Meine Theorie-Quest, die auf eine Grundlegung Demokratischer Philosophie zielt, möchte ich heute mit einer Anschau des Bedeutungsfeldes des Begriffs der Demokratie beginnen.


Begriffsgeschichte – ein philosophischer Zaubertrick
Es ist eine übliche Herangehensweise, solche Artikel mit einem Blick in die Begriffsgeschichte zu beginnen und ein wenig Etymologie (Wortherkunft) einfließen zu lassen. Das vermittelt den Leser*innen das Gefühl, die Autor*innen wüssten ganz genau, worüber sie reden. Dabei jubeln die Autor*innen im besten Fall gleich einem Zaubertrick den Leser*innen bereits die Prämissen unter, die den Artikel am Ende plausibel machen werden. Wenn die Begriffsbestimmung dann auch noch auf das Altgriechische zurückgeht, dann frohlocken viele philosophisch interessierte Leser*innen geradezu. Die alte Sprache der Philosophie und der Tragödie, erstes Idiom europäischer Demokratie! Geheimnisvoll, klassisch, antik! Der Dan Brown unter den Sprachen! Kaum jemand kann es, aber viele mögen es. Griechische Antike! Sokrates, Platon, Aristoteles, Pythagoras, Perikles, Sparta!, 300!, Alexander, der Große, Aischylos, Sophokles, Euripides, Homer, Odysseus, Achilles und … ach ja – der ständige Krieg und die wütende Pest. Wundervolle, längst vergessene Zeiten. Vielleicht mögen wir hier die griechische Antike auch so sehr, weil sie uns so weiß radiert überliefert worden ist, statt in diesen quietschbunten Farben, die ursprünglich Tempel, Stelen, Statuen und Büsten verunzierten.

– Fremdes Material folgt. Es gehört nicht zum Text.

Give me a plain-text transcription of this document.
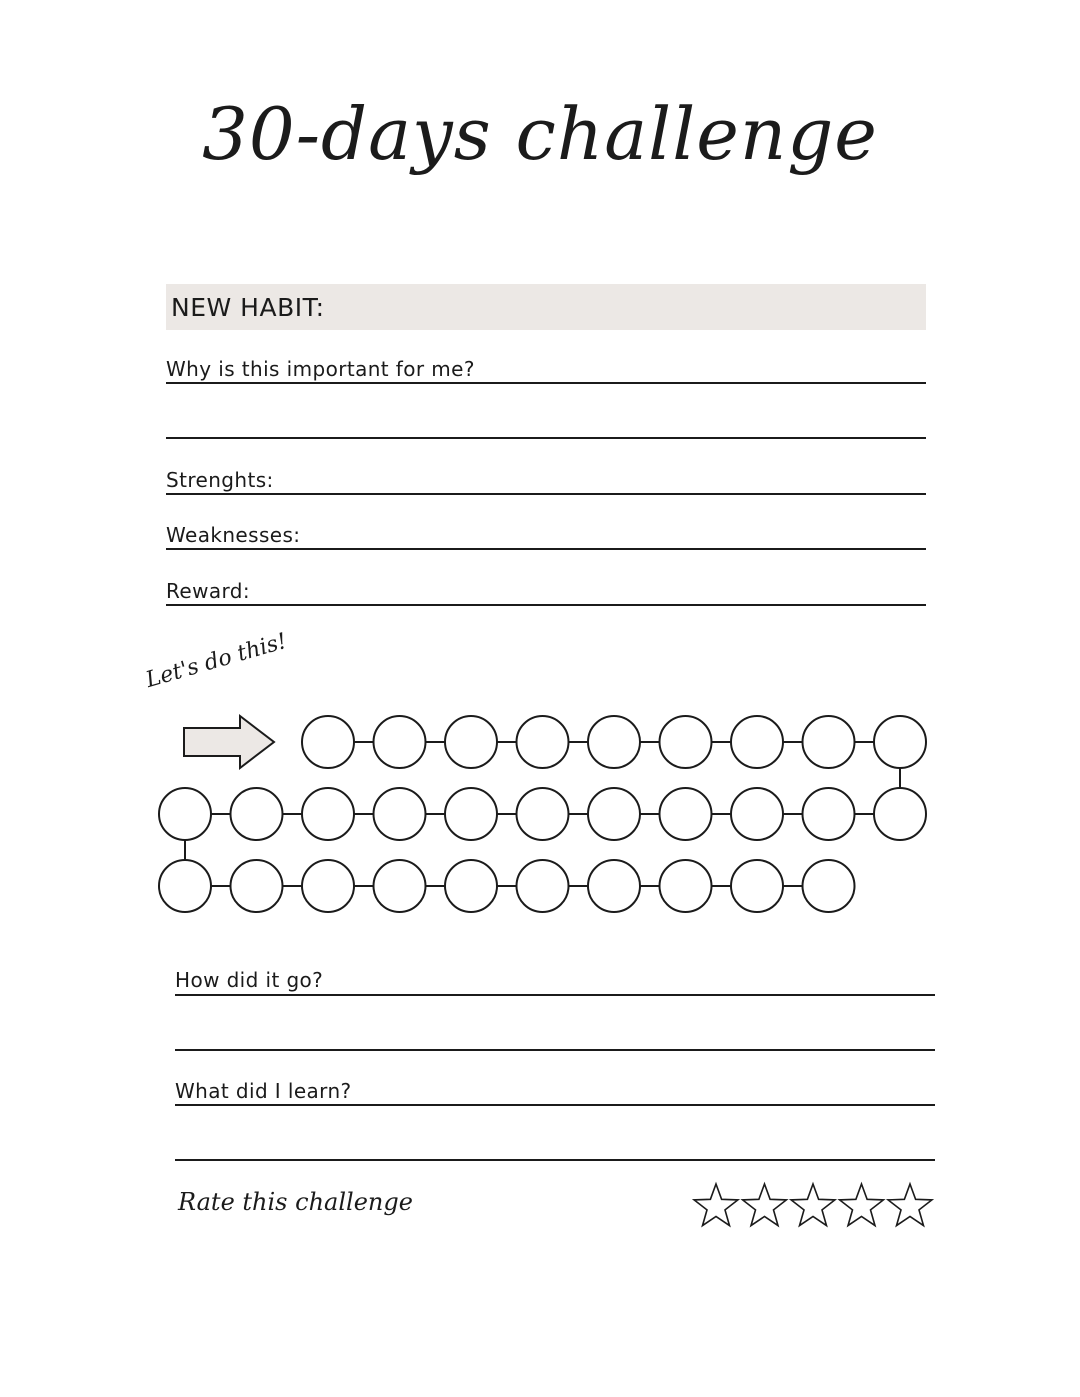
30-days challenge
NEW HABIT:
Why is this important for me?
Strenghts:
Weaknesses:
Reward:
Let's do this!
How did it go?
What did I learn?
Rate this challenge
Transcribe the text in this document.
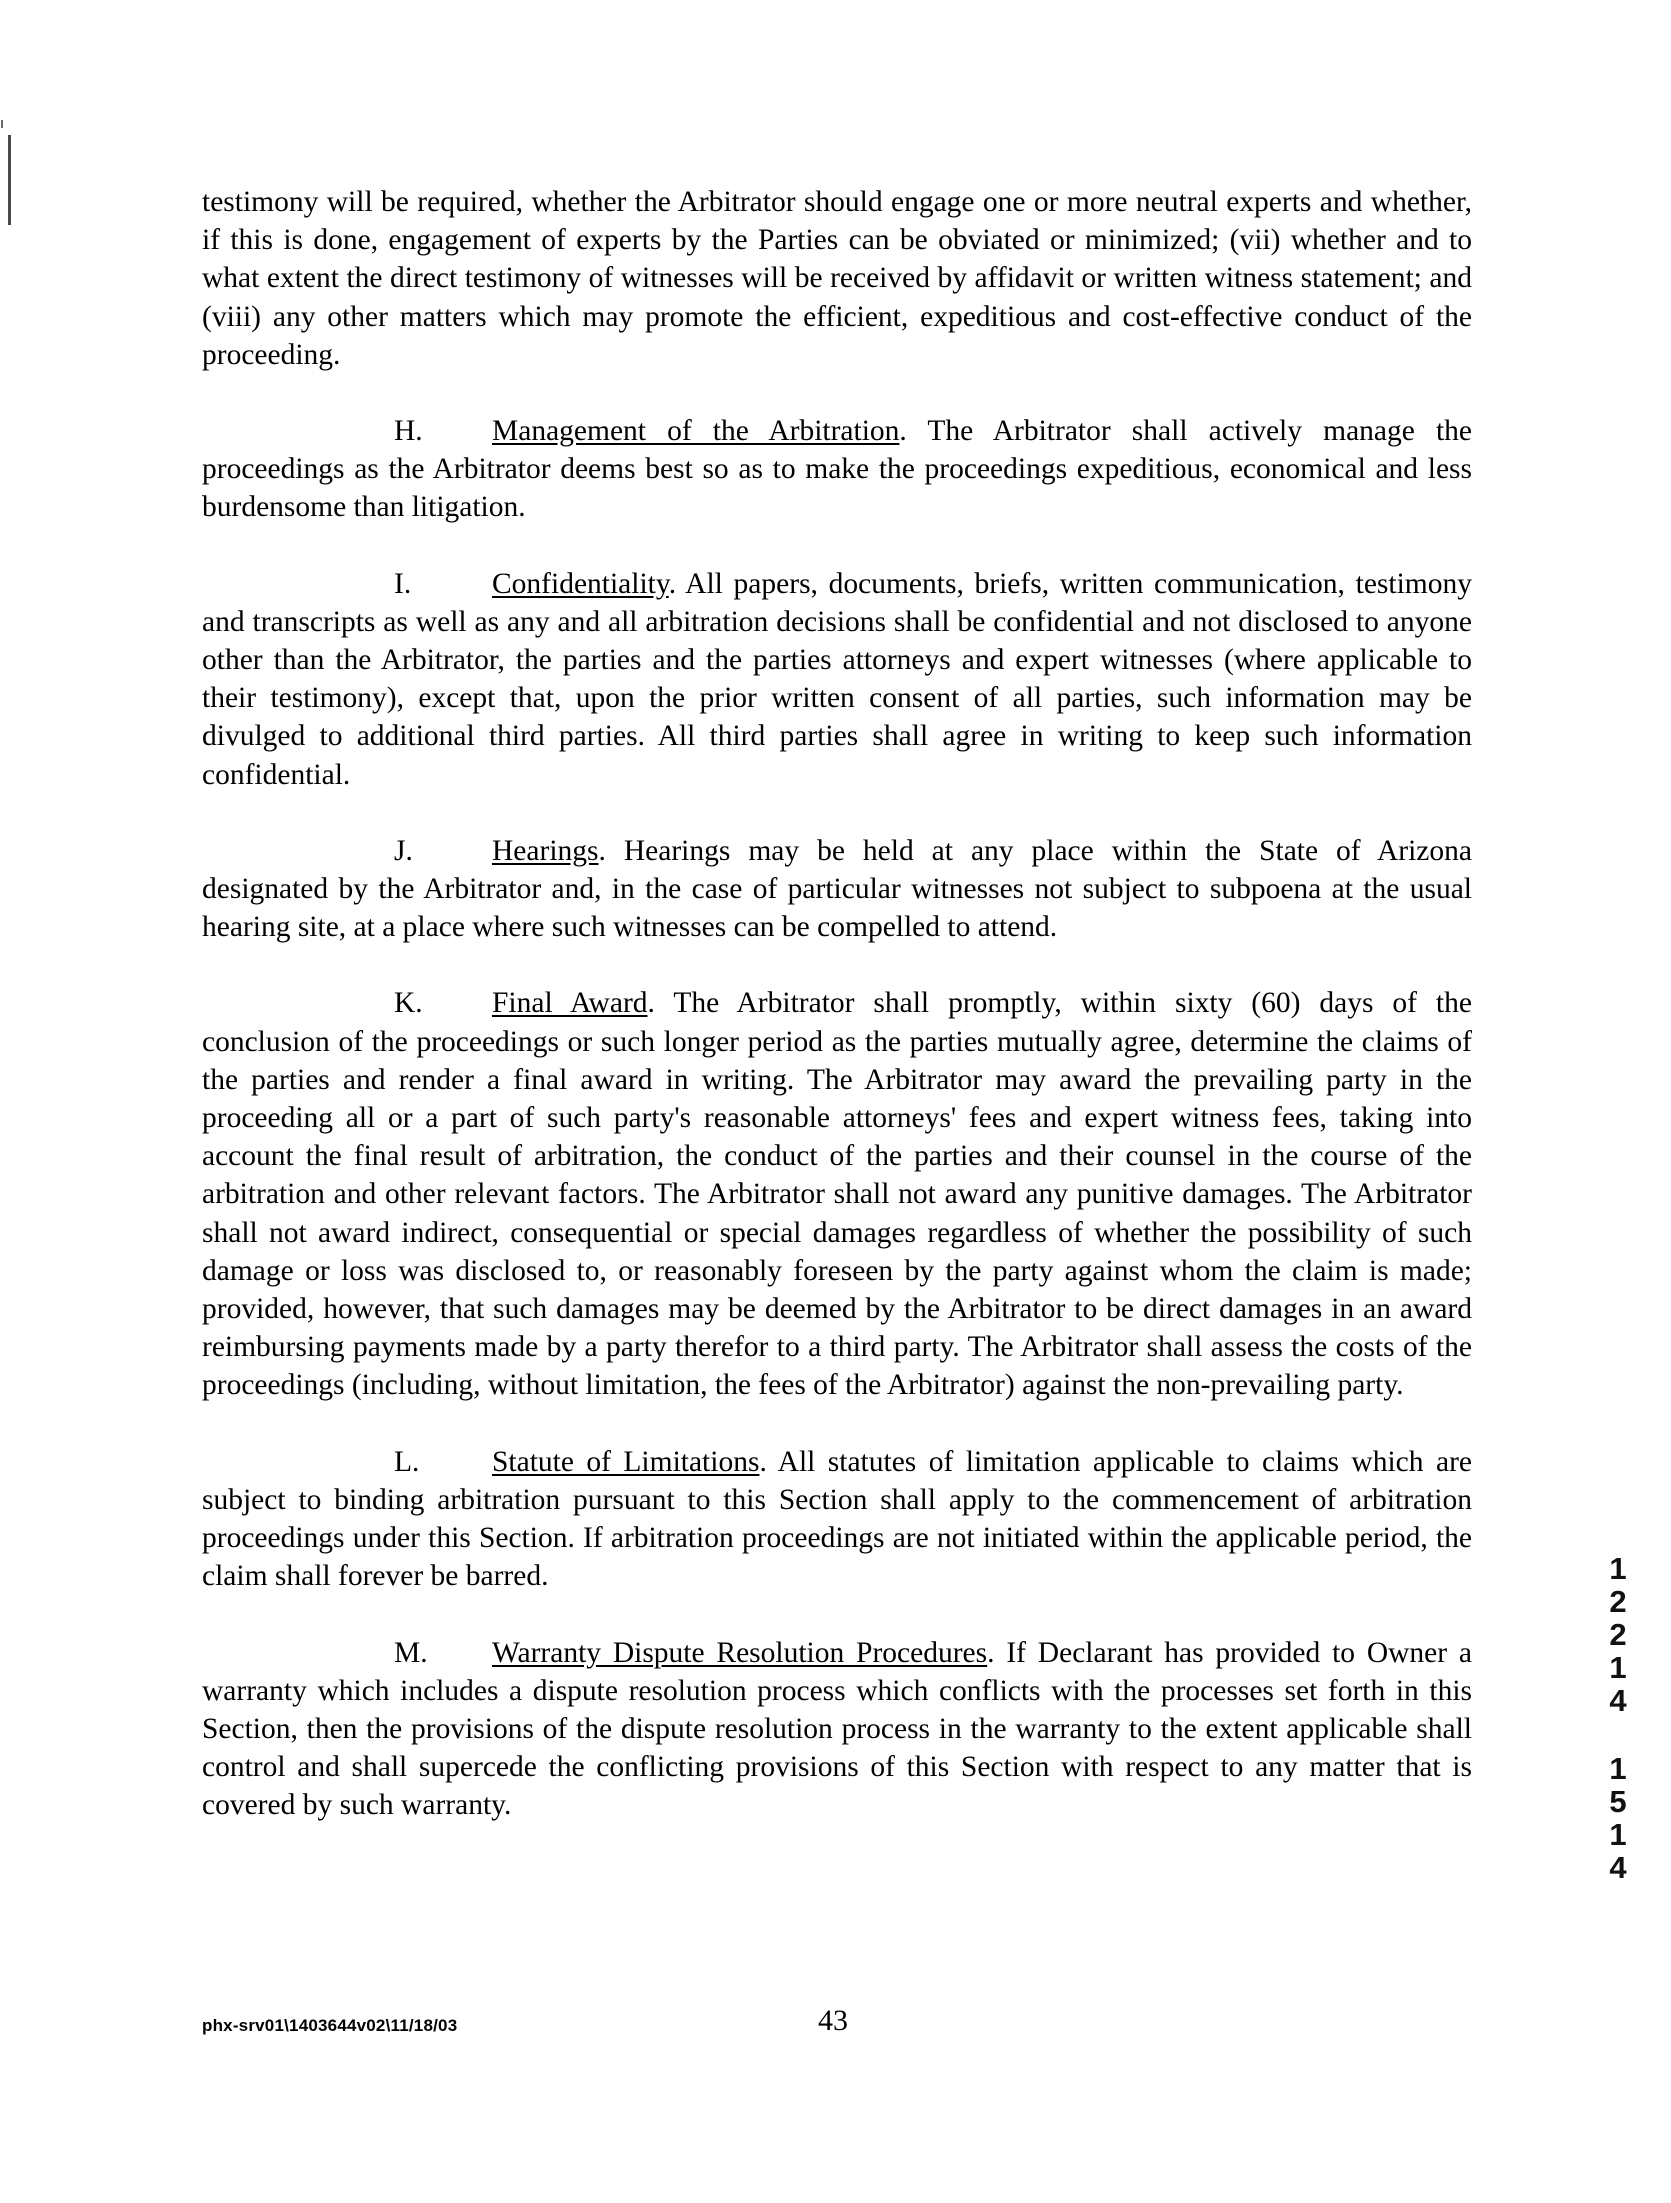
testimony will be required, whether the Arbitrator should engage one or more neutral experts and whether, if this is done, engagement of experts by the Parties can be obviated or minimized; (vii) whether and to what extent the direct testimony of witnesses will be received by affidavit or written witness statement; and (viii) any other matters which may promote the efficient, expeditious and cost-effective conduct of the proceeding.

H. Management of the Arbitration. The Arbitrator shall actively manage the proceedings as the Arbitrator deems best so as to make the proceedings expeditious, economical and less burdensome than litigation.

I.	Confidentiality. All papers, documents, briefs, written communication, testimony and transcripts as well as any and all arbitration decisions shall be confidential and not disclosed to anyone other than the Arbitrator, the parties and the parties attorneys and expert witnesses (where applicable to their testimony), except that, upon the prior written consent of all parties, such information may be divulged to additional third parties. All third parties shall agree in writing to keep such information confidential.

J.	Hearings. Hearings may be held at any place within the State of Arizona designated by the Arbitrator and, in the case of particular witnesses not subject to subpoena at the usual hearing site, at a place where such witnesses can be compelled to attend.

K. Final Award. The Arbitrator shall promptly, within sixty (60) days of the conclusion of the proceedings or such longer period as the parties mutually agree, determine the claims of the parties and render a final award in writing. The Arbitrator may award the prevailing party in the proceeding all or a part of such party's reasonable attorneys' fees and expert witness fees, taking into account the final result of arbitration, the conduct of the parties and their counsel in the course of the arbitration and other relevant factors. The Arbitrator shall not award any punitive damages. The Arbitrator shall not award indirect, consequential or special damages regardless of whether the possibility of such damage or loss was disclosed to, or reasonably foreseen by the party against whom the claim is made; provided, however, that such damages may be deemed by the Arbitrator to be direct damages in an award reimbursing payments made by a party therefor to a third party. The Arbitrator shall assess the costs of the proceedings (including, without limitation, the fees of the Arbitrator) against the non-prevailing party.

L. Statute of Limitations. All statutes of limitation applicable to claims which are subject to binding arbitration pursuant to this Section shall apply to the commencement of arbitration proceedings under this Section. If arbitration proceedings are not initiated within the applicable period, the claim shall forever be barred.

M. Warranty Dispute Resolution Procedures. If Declarant has provided to Owner a warranty which includes a dispute resolution process which conflicts with the processes set forth in this Section, then the provisions of the dispute resolution process in the warranty to the extent applicable shall control and shall supercede the conflicting provisions of this Section with respect to any matter that is covered by such warranty.

1
2
2
1
4
1
5
1
4
phx-srv01\1403644v02\11/18/03	43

Die klassische Antike hat unsterbliche Wahrheiten hervorgebracht, denken wir manchmal, obwohl die Texte von einst immer fremder werden, je näher wir sie uns besehen.
Nun, nachdem ich mir meinen philosophischen Eröffnungszug ausreichend verdorben habe, möchte ich tatsächlich eine kurze Bestimmung des Begriffs der Demokratie vornehmen – ausgehend vom Altgriechischen! 😉

Der Begriff der Demokratie
»Demokratie« ist ein zusammengefügtes, altgriechisches Wort aus δῆμος (demos) und κράτος (kratos).
Der erste Wortteil δῆμος bezeichnete ursprünglich ein Gebiet oder Land und erst später ein Volk, das dort lebt. Früh hatte es einen abwertenden Beigeschmack wie »das einfache Volk« oder »das gewöhnliche Volk« oder »der Pöbel« – aus Sicht der damaligen Aristokrat*innen, was wohl auch heute eine im Kapitaladel weit verbreitete Sicht auf die »einfachen Menschen« sein dürfte. Demos war schließlich – im Unterschied zu ἔθνος (ethnos), was das Volk auf Basis von Verwandtschaftsverhältnissen bezeichnete – das Staatsvolk, die Gruppe von Menschen, die über die Geschicke der polis entschieden.
Der zweite Wortteil κράτος (kratos) bedeutet soviel wie Macht oder Stärke. Im Bedeutungsfeld Macht, Gewalt und Stärke gibt es im Altgriechischen viele verschiedene Wörter, wie wir weiter unten noch sehen werden.
Kratos ist das Ergebnis von Durchsetzungskraft, also eine Herrschaft oder Dominanz, die durch einen Sieg (ob durch Gewalt oder andere Mittel) errungen wurde.
Demokratie bedeutete also ursprünglich etwas ähnliches wie in der Moderne die »Diktatur des Proletariats«, das erfolgreiche Ergebnis eines Klassenkampfes – in diesem Fall zwischen dem einfachen Volk und der Aristokratie. So fantastisch das klingt, sollten wir uns aber erinnern, dass die Herrschaft des Volkes hier einige Gruppen ausschloss: Frauen waren aus der öffentliche Sphäre weitgehend verbannt. Ihre Sphäre war der οἶκος (oikos, dt. Haushalt). Daher stammt unser heutiger Begriff der Ökonomie. Auch Nicht-Bürger*innen und Sklav*innen waren ausgeschlossen. Ja, richtig gelesen. Die Attische Demokratische war eine Sklavenhalter*innengesellschaft. 😥
Abgesehen von den Unterschieden zwischen antiker und gegenwärtiger Gesellschaft: Inwiefern taugt der Begriff für unsere Zeit? Es wäre ein revolutionärer Begriff, der besagt, dass wahre Demokratie dann erreicht ist, wenn das »einfache Volk« im Kampf gegen die Aristokratie nachhaltig die Herrschaft erringt. Es ist nicht schwer, dies auf unsere Gegenwart zu übertragen. Die Demokratie kann nur wirklich funktionieren, wenn die Kapital-Aristokratie besiegt bzw. zumindest sehr stark eingeschränkt wird. Sie darf nicht mehr die Geschicke unserer formalen Demokratie entscheidend beeinflussen. Das ist nun keine besonders erhellende Erkenntnis, sondern eine Selbstverständlichkeit, ähnlich der antiken Handballweisheit: »Wenn unser Team mehr Tore wirft als das andere, dann werden wir wohl gewinnen.«

»Hypytynä« oder doch einfach »Demokratie«?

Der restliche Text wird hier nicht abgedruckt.